Are you new to the world of personal finance?  Well then, hello and welcome (I think this makes me some sort of an ambassador; gee I hope we get badges, oooo or sashes.).  Right now happens to be a good time to take up an interest, perhaps even a passion in proper money management; you know, global recession, high unemployment, catastrophic national debt and all. 

Friend emailed me a great article the other day about the newly frugal souls out there, and it’s got me wondering just how many of you I’ll see around later – please stay, I hear we might be getting badges!

Here are some of the key excerpts from New York Times article Credit for the Recovery

EVERY time the United States suffers a recession, trendspotters hasten to identify signs of frugality, extol the rediscovery of thrift and find evidence that Americans are finally (finally!) kicking their demon debt habit. We crack open history books to locate the anti-debt impulse in pre-revolutionary America and troll through quotation collections for ammunition. I’ve been around long enough to go through this exercise twice — first in the early 1990s and then in 2001 after the dot-com bust. Here we go again…

…Indeed, the savings rate, which fell into negative territory in 2005 at the height of the boom, bounced back strongly. Through 2009 and thus far in 2010, Americans have been setting aside 5 percent to 7 percent of disposable income as savings. Web sites like couponmom.com and Groupon have attracted millions of penny-pinching users.

But for this recovery to mature, broaden and persist, the greatest economic force known to mankind — the American consumer — has to get back in the game.

In an economy in which consumers account for 70 percent of activity, credit is both a vital lubricant and the indispensable fuel. Money may make the world go ’round, but credit makes the gears of commerce run smoothly.

John Maynard Keynes wrote of the paradox of thrift — if everyone saves, everyone becomes poorer, because demand for goods and services will fall. Here’s another paradox: Running up consumer debt may be a moral failure and a recipe for long-term damnation, but it also contains the roots of our short-term salvation.
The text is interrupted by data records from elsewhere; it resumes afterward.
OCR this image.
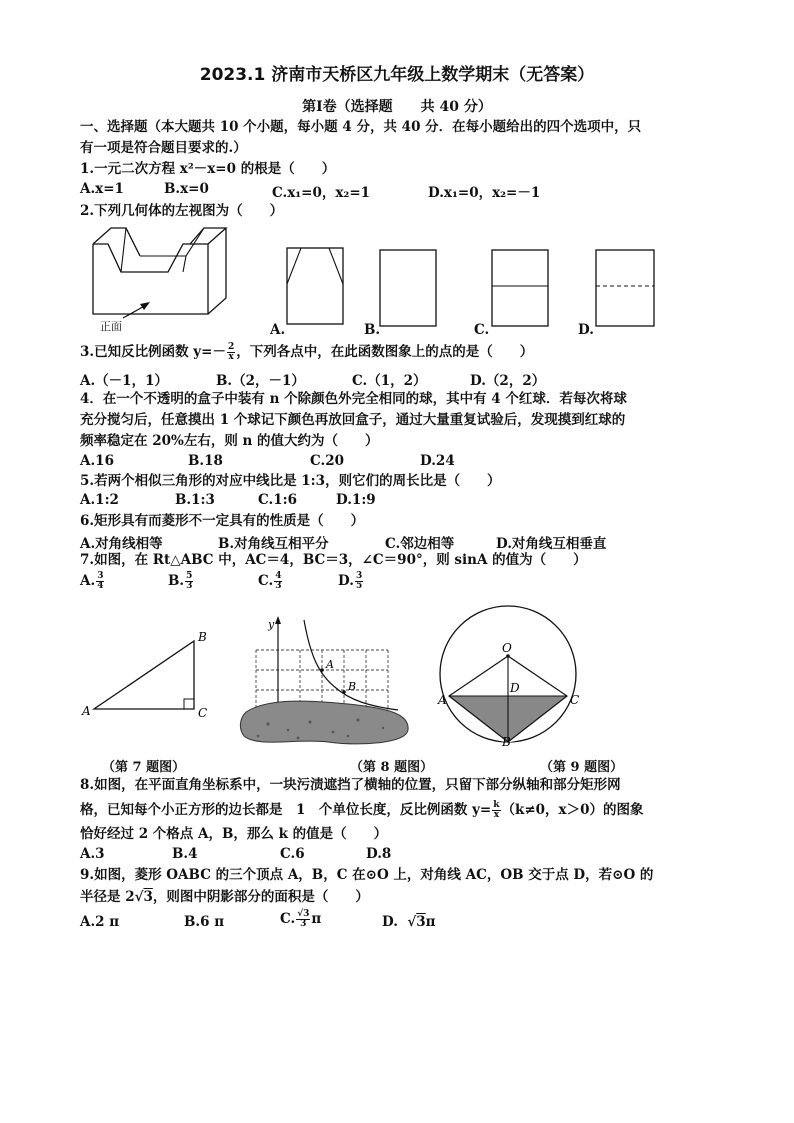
2023.1 济南市天桥区九年级上数学期末（无答案）
第Ⅰ卷（选择题　　共 40 分）
一、选择题（本大题共 10 个小题，每小题 4 分，共 40 分．在每小题给出的四个选项中，只
有一项是符合题目要求的.）
1.一元二次方程 x²－x=0 的根是（　　）
A.x=1	B.x=0	C.x₁=0，x₂=1	D.x₁=0，x₂=－1
2.下列几何体的左视图为（　　）
正面	A.	B.	C.	D.
3.已知反比例函数 $y=- \frac{2}{x}$ ，下列各点中，在此函数图象上的点的是（　　）
A.（－1，1）	B.（2，－1）	C.（1，2）	D.（2，2）
4．在一个不透明的盒子中装有 n 个除颜色外完全相同的球，其中有 4 个红球．若每次将球
充分搅匀后，任意摸出 1 个球记下颜色再放回盒子，通过大量重复试验后，发现摸到红球的
频率稳定在 20%左右，则 n 的值大约为（　　）
A.16	B.18	C.20	D.24
5.若两个相似三角形的对应中线比是 1:3，则它们的周长比是（　　）
A.1:2	B.1:3	C.1:6	D.1:9
6.矩形具有而菱形不一定具有的性质是（　　）
A.对角线相等	B.对角线互相平分	C.邻边相等	D.对角线互相垂直
7.如图，在 Rt△ABC 中，AC＝4，BC＝3，∠C＝90°，则 sinA 的值为（　　）
A. $\frac{3}{4}$	B. $\frac{5}{3}$	C. $\frac{4}{3}$	D. $\frac{3}{5}$
A
B
C
y
A
B
O
A
D
C
B
（第 7 题图）	（第 8 题图）	（第 9 题图）
8.如图，在平面直角坐标系中，一块污渍遮挡了横轴的位置，只留下部分纵轴和部分矩形网
格，已知每个小正方形的边长都是　1　个单位长度，反比例函数 $y= \frac{k}{x} (k\ne 0$，x＞0）的图象
恰好经过 2 个格点 A，B，那么 k 的值是（　　）
A.3	B.4	C.6	D.8
9.如图，菱形 OABC 的三个顶点 A，B，C 在⊙O 上，对角线 AC，OB 交于点 D，若⊙O 的
半径是 2√3，则图中阴影部分的面积是（　　）
A.2 π	B.6 π	C. $\frac{√3}{3}$ π	D. √3π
Are your thoughts provoked?

Mine were.  In fact, here they are in convenient numbered formatting:

  1. It’s likely that most of the people who have embraced a newly thrifty mentality due to   hardships of recession will revert to old habits once their own finances stabilize.  Urgency can be a wonderful, but short lived, motivator. 
  2. Those who have recognized the greater benefits of frugality (i.e. earning more, giving more, being free) will stick around and eventually earn their frugal badges.     
  3. Without a deeper commitment than fear, making major changes to lifestyle and spending habits is even more difficult.  
  4. We save and spend about the same as we did before the recession.  I was cheap then and am cheap now (but am actually trying to be less so).
  5. It’s not a spend all or save all world.  Saving without goals, saving just to have more money, spending without thought, or spending at other’s expense are all equally stupid actions. 
  6. I’m no economist, nor am I a sorcerer.  I don’t know if Keynes was right.  I do know, however, that not everyone will save.  That’s just a fact.  Saving is difficult.  It requires self-discipline and self-deprivation which both suck and due to their suckiness most people are inclined to resist.  So don’t go worrying about how your saving will ruin the economy.  Leave the over-spending up to everyone else; you can count on them.